今回の『中山泰秀のやすトラダムス』(1月11日放送/Kiss FM KOBEで毎週日曜24:00-25:00放送)では、フランス・パリで起こった新聞社襲撃事件について取り上げたほか、昨年12月10日に施行された特定秘密保護法などについて語った。

日本が経験した無差別テロ、地下鉄サリン事件

中山 フランスで起きた一連のテロ事件の犠牲者を追悼する大規模なデモ行進が、11日、パリで始まると報じられました。

 このデモは、襲撃された新聞社の本社に近いレピュブリック広場を起点に、およそ3キロの区間を数十万人の市民が行進する見込みで、ドイツのメルケル首相やイギリスのキャメロン首相、ヨルダンのアブドラ国王など40カ国以上の首相らも参加し、フランスへの連帯を示すことになっています。

フランスが治安対策強化、異例の兵士1万人動員

パリのエッフェル塔前で警戒に当たる仏軍兵士ら(2015年1月8日撮影) ©AFP/BERTRAND GUAY〔AFPBB News

 犯行に関与した疑いのある女性容疑者が国外に逃亡したとの情報もありますが、捜査当局はフランス全土で警察や軍部隊約8万8000人による捜査態勢を敷き、犯人の身柄確保に全力を挙げているとのことです。

 こうしたテロから平和や秩序を守るには、治安対策の強化やインフラ整備が必要不可欠です。

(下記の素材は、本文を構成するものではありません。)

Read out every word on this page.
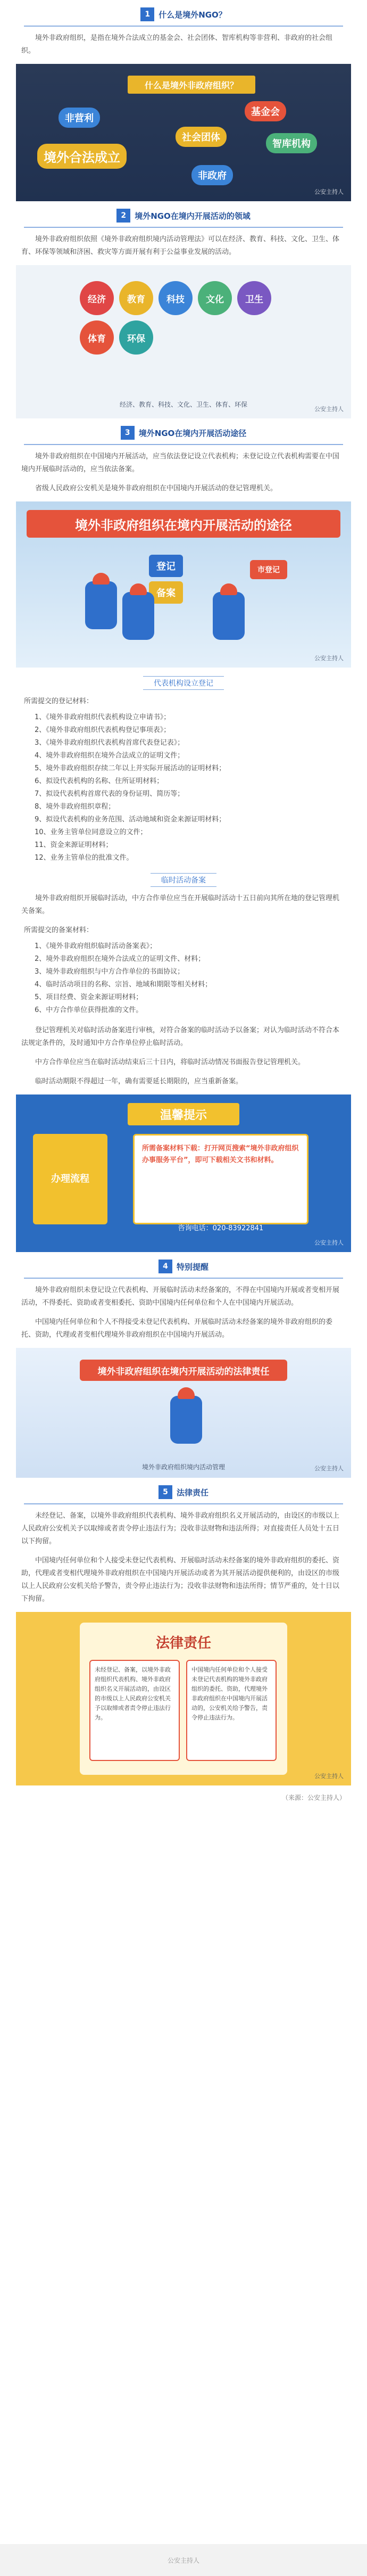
1	什么是境外NGO？

境外非政府组织，是指在境外合法成立的基金会、社会团体、智库机构等非营利、非政府的社会组织。

什么是境外非政府组织？
非营利
基金会
社会团体
智库机构
境外合法成立
非政府
公安主持人
2	境外NGO在境内开展活动的领域

境外非政府组织依照《境外非政府组织境内活动管理法》可以在经济、教育、科技、文化、卫生、体育、环保等领域和济困、救灾等方面开展有利于公益事业发展的活动。

经济	教育	科技	文化	卫生
体育	环保
经济、教育、科技、文化、卫生、体育、环保
公安主持人
3	境外NGO在境内开展活动途径

境外非政府组织在中国境内开展活动，应当依法登记设立代表机构；未登记设立代表机构需要在中国境内开展临时活动的，应当依法备案。

省级人民政府公安机关是境外非政府组织在中国境内开展活动的登记管理机关。

境外非政府组织在境内开展活动的途径
登记
备案
市登记
公安主持人
代表机构设立登记
所需提交的登记材料：
1、《境外非政府组织代表机构设立申请书》；
2、《境外非政府组织代表机构登记事项表》；
3、《境外非政府组织代表机构首席代表登记表》；
4、境外非政府组织在境外合法成立的证明文件；
5、境外非政府组织存续二年以上并实际开展活动的证明材料；
6、拟设代表机构的名称、住所证明材料；
7、拟设代表机构首席代表的身份证明、简历等；
8、境外非政府组织章程；
9、拟设代表机构的业务范围、活动地域和资金来源证明材料；
10、业务主管单位同意设立的文件；
11、资金来源证明材料；
12、业务主管单位的批准文件。
临时活动备案

境外非政府组织开展临时活动，中方合作单位应当在开展临时活动十五日前向其所在地的登记管理机关备案。

所需提交的备案材料：
1、《境外非政府组织临时活动备案表》；
2、境外非政府组织在境外合法成立的证明文件、材料；
3、境外非政府组织与中方合作单位的书面协议；
4、临时活动项目的名称、宗旨、地域和期限等相关材料；
5、项目经费、资金来源证明材料；
6、中方合作单位获得批准的文件。

登记管理机关对临时活动备案进行审核，对符合备案的临时活动予以备案；对认为临时活动不符合本法规定条件的，及时通知中方合作单位停止临时活动。

中方合作单位应当在临时活动结束后三十日内，将临时活动情况书面报告登记管理机关。

临时活动期限不得超过一年，确有需要延长期限的，应当重新备案。

温馨提示
办理流程
所需备案材料下载：打开网页搜索“境外非政府组织办事服务平台”，即可下载相关文书和材料。
咨询电话：020-83922841
公安主持人
4	特别提醒

境外非政府组织未登记设立代表机构、开展临时活动未经备案的，不得在中国境内开展或者变相开展活动，不得委托、资助或者变相委托、资助中国境内任何单位和个人在中国境内开展活动。

中国境内任何单位和个人不得接受未登记代表机构、开展临时活动未经备案的境外非政府组织的委托、资助，代理或者变相代理境外非政府组织在中国境内开展活动。

境外非政府组织在境内开展活动的法律责任
境外非政府组织境内活动管理	公安主持人
5	法律责任

未经登记、备案，以境外非政府组织代表机构、境外非政府组织名义开展活动的，由设区的市级以上人民政府公安机关予以取缔或者责令停止违法行为；没收非法财物和违法所得；对直接责任人员处十五日以下拘留。

中国境内任何单位和个人接受未登记代表机构、开展临时活动未经备案的境外非政府组织的委托、资助，代理或者变相代理境外非政府组织在中国境内开展活动或者为其开展活动提供便利的，由设区的市级以上人民政府公安机关给予警告，责令停止违法行为；没收非法财物和违法所得；情节严重的，处十日以下拘留。

法律责任
未经登记、备案，以境外非政府组织代表机构、境外非政府组织名义开展活动的，由设区的市级以上人民政府公安机关予以取缔或者责令停止违法行为。
中国境内任何单位和个人接受未登记代表机构的境外非政府组织的委托、资助，代理境外非政府组织在中国境内开展活动的，公安机关给予警告，责令停止违法行为。
公安主持人
（来源：公安主持人）
公安主持人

イギリスでは過去にロンドン同時爆破事件が発生しましたが、それから数年のうちに同国政府が信号機など街中の至るところに監視カメラを設置しました。

 これには賛否両論あったでしょう。政府当局に自分の自由を監視されるのはプライバシーの侵害だという意見があれば、多様な異文化が共存するロンドンの社会環境を考えると仕方なしという意見もあったはずで、多くの議論の末に設置が決まったのだと推測します。

 日本ではどうでしょうか。高速道路などには、自動速度違反取締装置(通称Hシステム)や自動車ナンバー自動読取装置(通称Nシステム)が設置されています。このNシステムは、かつて社会を震撼させたオウム真理教事件でオウム幹部の動きを追跡する際に使われ、事件解決の足がかりになりました。

 オウム真理教といえば1995年に地下鉄サリン事件が起きた際、実行犯が地下鉄車両内でサリンの入ったビニール袋を傘で刺したという手口が明らかになると、東京で地下鉄を利用する人の多くが非常に神経質になったものです。駅構内のゴミ箱などは、ほとんど姿を消しました。

 また、山梨県上九一色村にあった教団施設では、パリのテロ事件で犯人が使用したのと同じ旧ソ連製のカラシニコフ(AK-47)の密造が企てられたほか、大型軍用ヘリコプター「ミル17」を保有していたことも分かっています。